Synod on Syndality: Short history of women's struggle for increased roles in the Catholic Church













I knew it would be impossible to be able to say everything that could be said about this Synod on Synodality in Rome in just a few stories in the Free Press. So I created this blog for overflow material. Like this one, a short history of the struggle of Catholic women for a greater role in that Church.

Women have been knocking on the door of the Roman Catholic Church, asking for a greater role in ministry, for a very long time.

The most recent round of door knocking began in the 1960s, with Vatican II—the groundbreaking synod that sought to modernize the Church.

Signs of change were apparent when the new pope, Paul VI, appointed 23 women auditors: 10 religious and 13 lay women. They participated in preparatory sessions, especially those concerning the laity, where they were, in Paul’s words, “experts in life.”

No woman ever addressed the council, made up only of men, and the final documents say little about women.

One thing women at that council resisted was being considered a topic or an issue for men to decide about. “Women are not ‘a category’ in the church,” Sister Mary Luke Tobin, an American, said. “Men and women are the church.”

Thanks to those 23 women, Vatican II’s teachings on women are, for the most part, incorporated into its larger treatment of human dignity and not segregated into separate chapters on women.

In 1971, a Canadian played a leading role in raising the topic of women’s larger involvement in the Church. Cardinal George Flahiff, who was Archbishop of the Archdiocese of Winnipeg from 1961-82, promoted the full inclusion of women by declaring that “no argument should be made to exclude women from any service to the Church.” 

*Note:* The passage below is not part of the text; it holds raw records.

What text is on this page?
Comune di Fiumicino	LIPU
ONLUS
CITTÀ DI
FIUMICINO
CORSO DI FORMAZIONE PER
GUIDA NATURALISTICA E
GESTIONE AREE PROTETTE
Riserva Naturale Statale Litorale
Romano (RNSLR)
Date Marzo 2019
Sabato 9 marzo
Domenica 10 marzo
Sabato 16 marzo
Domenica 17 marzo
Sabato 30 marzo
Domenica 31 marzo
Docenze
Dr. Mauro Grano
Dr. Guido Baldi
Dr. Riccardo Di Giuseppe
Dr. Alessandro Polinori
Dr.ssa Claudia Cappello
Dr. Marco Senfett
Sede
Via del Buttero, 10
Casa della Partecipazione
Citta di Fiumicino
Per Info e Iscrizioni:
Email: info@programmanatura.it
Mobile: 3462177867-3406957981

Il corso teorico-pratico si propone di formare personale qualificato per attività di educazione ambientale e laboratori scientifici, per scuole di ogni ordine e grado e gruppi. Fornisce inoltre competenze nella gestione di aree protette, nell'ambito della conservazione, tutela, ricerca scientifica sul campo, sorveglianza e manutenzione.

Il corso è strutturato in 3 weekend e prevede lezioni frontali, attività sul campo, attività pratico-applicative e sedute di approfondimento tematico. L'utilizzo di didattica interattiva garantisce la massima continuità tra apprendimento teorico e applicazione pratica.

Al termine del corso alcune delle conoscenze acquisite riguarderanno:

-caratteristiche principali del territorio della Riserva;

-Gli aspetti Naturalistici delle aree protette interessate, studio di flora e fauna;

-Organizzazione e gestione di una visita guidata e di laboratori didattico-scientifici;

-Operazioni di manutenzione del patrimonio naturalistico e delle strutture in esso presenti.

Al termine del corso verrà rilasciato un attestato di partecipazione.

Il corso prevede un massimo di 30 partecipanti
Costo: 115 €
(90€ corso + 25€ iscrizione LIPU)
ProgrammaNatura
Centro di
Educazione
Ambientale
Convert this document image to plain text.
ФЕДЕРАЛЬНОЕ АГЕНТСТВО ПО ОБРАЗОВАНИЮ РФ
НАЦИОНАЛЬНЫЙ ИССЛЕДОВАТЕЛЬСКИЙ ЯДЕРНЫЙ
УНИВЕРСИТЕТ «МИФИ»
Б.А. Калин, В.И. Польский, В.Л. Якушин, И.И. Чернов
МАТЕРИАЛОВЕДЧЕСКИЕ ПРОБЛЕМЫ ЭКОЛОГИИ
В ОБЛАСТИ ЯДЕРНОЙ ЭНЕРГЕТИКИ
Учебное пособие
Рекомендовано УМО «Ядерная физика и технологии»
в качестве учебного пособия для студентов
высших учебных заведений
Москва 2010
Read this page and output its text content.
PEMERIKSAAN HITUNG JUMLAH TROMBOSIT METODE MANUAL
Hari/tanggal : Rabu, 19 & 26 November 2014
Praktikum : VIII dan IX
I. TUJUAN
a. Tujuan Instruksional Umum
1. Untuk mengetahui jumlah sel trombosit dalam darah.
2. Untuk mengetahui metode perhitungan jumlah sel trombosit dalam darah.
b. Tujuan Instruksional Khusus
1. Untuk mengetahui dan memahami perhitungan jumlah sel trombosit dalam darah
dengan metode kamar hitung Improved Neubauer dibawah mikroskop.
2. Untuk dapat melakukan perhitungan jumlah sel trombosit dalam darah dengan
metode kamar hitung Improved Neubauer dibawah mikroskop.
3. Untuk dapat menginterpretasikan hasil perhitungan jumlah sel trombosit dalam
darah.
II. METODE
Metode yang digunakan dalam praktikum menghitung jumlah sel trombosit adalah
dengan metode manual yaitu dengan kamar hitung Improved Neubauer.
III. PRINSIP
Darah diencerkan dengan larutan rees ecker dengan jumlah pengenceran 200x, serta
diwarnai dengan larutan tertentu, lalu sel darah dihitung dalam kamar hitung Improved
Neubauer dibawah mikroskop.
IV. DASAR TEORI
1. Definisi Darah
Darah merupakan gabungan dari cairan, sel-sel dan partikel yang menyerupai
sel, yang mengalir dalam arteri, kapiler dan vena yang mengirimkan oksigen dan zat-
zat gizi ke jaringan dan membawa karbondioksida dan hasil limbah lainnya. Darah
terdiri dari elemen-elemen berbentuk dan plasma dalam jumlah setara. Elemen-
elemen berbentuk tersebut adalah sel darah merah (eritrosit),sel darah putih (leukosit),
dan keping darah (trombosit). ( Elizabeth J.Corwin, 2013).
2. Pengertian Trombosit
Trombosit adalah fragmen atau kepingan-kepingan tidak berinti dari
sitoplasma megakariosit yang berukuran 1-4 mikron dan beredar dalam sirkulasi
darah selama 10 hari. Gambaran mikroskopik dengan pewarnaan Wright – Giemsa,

Rules prohibiting women from full service were the results of “male prejudice, blind adherence to merely human traditions or questionable interpretations of scripture,” he added.

Flahiff’s words echoed a meeting of the Canadian Catholic Conference that same year. That’s when 65 of Canada’s bishops met with 60 women to talk about the status of women in the Catholic Church in Canada at that time.

That meeting resulted in a set of recommendations that included declaring “clearly and unequivocally that women are full and equal members of the church, with the same rights, privileges and responsibilities as men,” that “all discriminatory barriers against women in canon law and tradition be removed,” and that qualified women should be ordained for ministry.

Despite that, nothing changed. Then, in 1973, Pope Paul VI commissioned a study on the ordination of women that found there was nothing in the Bible that barred women from being ordained and becoming priests.

When nothing changed again, women continued to press for a decision. In response, The Vatican set up more studies on the topic in the 1990s. The findings were never published.

All talk about an increased role for women seemed closed when, in 1994, Pope John Paul II stated that the Church “has no authority whatsoever to confer priestly ordination on women.”

Fast forward to today, when Pope Francis has shown more support for changes to how women can serve in the Church. At the same time, he kept up the same pattern of commissioning studies on the topic—there was one in 2016 and another in 2020. Their findings were also not revealed.

In 2019, there was a synod in the Amazon. It was convened in part because of a lack of priests in the region. Bishops in attendance voted by 137-30 in favor of female deacons, a step below ordained priests but able to preach and serve during the Eucharist, along with performing baptisms, marriages and preside a funerals. But that finding was also shelved for further study.

When, in 2021, the pope declared his intention to hold a Synod on Synodality. In preparation, he asked Catholics around the world to share their hopes and concerns for the future of the church. The faithful identified a number of topics, including the role of women.

That result brought new energy to the quest to for women’s ordination, as did the announcement that 54 women were selected to be part of the synod gatherings in Rome. (Two of the women are from Canada: Catherine Clifford, formerly a professor of theology at St. Paul’s University in Ottawa, and Sister Elizabeth Davis from St. John’s, Newfoundland and Labrador.)

But those hopes were dashed when the pope pushed the topic off the main assembly’s agenda into another study group that will report to him in 2025.

Early on during this gathering in Rome, women from around the world gathered to voice their support for increased roles in the Church and to demonstrate their frustration with how long it was taking.

This included an event called the “Vati-can,” where women kicked a can down a Rome street—because the Church was always kicking the issue down the road.

Credit for information in this post goes to The Conversation.